I have a time series data set. For each date, I should have the following:
Category | Sub-category | Value |
---|---|---|
A | A1 | 1 |
A | A2 | 2 |
B | B1 | 3 |
B | B2 | 4 |
However, I do have sometimes missing values, something like:
Category | Sub-category | Value |
---|---|---|
A | A1 | 1 |
B | B2 | 4 |
What I want to do is identify missing values for each date. So with the above, it would be:
Category | Sub-category | Value |
---|---|---|
A | A1 | 1 |
A | A2 | NULL |
B | B1 | NULL |
B | B2 | 4 |
To do that, I have created a table like this in Snowflake called scaffold
:
Category | Sub-category |
---|---|
A | A1 |
A | A2 |
B | B1 |
B | B2 |
And I have written the following query:
select
a.date
,b.category
,b.subcategory
,a.value
from main_table a
right outer join scaffold b
on a.category=b.category
and a.subcategory=b.subcategory
Strangely, my output stays the same as illustrated below - it's as if I wasn't using this scaffold:
Category | Sub-category | Value |
---|---|---|
A | A1 | 1 |
B | B2 | 4 |
I've tried changing the join to a full outer join, to no avail.

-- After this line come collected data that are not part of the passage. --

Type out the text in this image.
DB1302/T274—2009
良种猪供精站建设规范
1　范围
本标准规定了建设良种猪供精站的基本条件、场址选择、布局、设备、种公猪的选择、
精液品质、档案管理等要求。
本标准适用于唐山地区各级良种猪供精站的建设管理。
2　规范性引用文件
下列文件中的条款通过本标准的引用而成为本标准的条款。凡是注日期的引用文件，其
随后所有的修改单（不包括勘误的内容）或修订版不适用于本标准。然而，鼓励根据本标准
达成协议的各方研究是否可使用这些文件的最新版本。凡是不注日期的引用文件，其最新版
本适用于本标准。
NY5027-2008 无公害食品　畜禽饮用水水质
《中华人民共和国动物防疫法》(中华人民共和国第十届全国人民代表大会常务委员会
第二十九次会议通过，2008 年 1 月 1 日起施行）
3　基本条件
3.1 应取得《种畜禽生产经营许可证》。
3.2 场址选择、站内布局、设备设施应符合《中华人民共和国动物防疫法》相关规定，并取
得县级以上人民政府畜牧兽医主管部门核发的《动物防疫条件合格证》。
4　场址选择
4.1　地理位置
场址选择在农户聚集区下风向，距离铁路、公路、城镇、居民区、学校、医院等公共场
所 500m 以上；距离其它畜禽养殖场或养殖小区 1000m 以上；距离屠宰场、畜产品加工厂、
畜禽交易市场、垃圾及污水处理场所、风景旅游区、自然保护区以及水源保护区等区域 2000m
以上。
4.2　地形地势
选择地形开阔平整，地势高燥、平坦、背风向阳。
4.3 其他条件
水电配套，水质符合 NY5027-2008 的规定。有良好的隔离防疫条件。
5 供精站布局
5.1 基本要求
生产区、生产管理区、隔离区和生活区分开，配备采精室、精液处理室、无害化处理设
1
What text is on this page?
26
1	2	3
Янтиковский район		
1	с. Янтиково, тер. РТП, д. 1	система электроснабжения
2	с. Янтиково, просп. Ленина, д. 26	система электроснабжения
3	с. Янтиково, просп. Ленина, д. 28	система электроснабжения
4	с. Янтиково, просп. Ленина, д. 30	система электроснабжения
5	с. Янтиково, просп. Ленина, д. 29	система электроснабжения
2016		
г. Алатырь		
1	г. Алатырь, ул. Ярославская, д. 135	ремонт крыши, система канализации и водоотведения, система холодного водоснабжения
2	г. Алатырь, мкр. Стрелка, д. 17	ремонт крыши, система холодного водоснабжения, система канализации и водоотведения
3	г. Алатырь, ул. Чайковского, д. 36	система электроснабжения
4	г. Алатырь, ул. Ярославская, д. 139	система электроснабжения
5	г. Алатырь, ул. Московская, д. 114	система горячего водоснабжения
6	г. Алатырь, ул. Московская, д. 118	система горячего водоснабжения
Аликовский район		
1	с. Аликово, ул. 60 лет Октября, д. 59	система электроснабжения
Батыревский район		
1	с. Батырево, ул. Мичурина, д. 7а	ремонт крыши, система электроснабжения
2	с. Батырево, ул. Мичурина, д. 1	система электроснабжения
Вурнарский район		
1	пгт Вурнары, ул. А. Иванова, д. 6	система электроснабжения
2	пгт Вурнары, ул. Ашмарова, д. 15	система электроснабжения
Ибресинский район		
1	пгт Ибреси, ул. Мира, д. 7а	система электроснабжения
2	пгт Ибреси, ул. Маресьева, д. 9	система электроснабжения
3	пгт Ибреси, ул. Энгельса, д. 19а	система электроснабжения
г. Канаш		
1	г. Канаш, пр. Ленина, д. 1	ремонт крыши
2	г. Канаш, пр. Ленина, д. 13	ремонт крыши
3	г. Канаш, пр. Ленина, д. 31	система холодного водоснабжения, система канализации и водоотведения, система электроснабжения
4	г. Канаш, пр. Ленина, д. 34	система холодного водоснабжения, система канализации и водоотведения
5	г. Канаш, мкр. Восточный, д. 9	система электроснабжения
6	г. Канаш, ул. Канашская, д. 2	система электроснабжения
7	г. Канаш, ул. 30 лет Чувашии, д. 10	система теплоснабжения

Any help appreciated!
I would recommend cross joining the expected categories / subcategories (scaffold
) with the list of distinct dates that are available in the main table.
This gives you all possible combinations (ie all rows of the resultset); then, the main table can be brought with a left join
- when the join does not match, the value
end up as null
:
select d.date, s.category, s.subcategory, m.value
from (select distinct date from main_table) d
cross join scaffold s
left join main_table m
on m.date = d.date
and m.category = s.category
and m.subcategory = s.subcategory
Ideally you would have a separate table that stores the dates only, which we would use instead of select distinct
in subquery d
.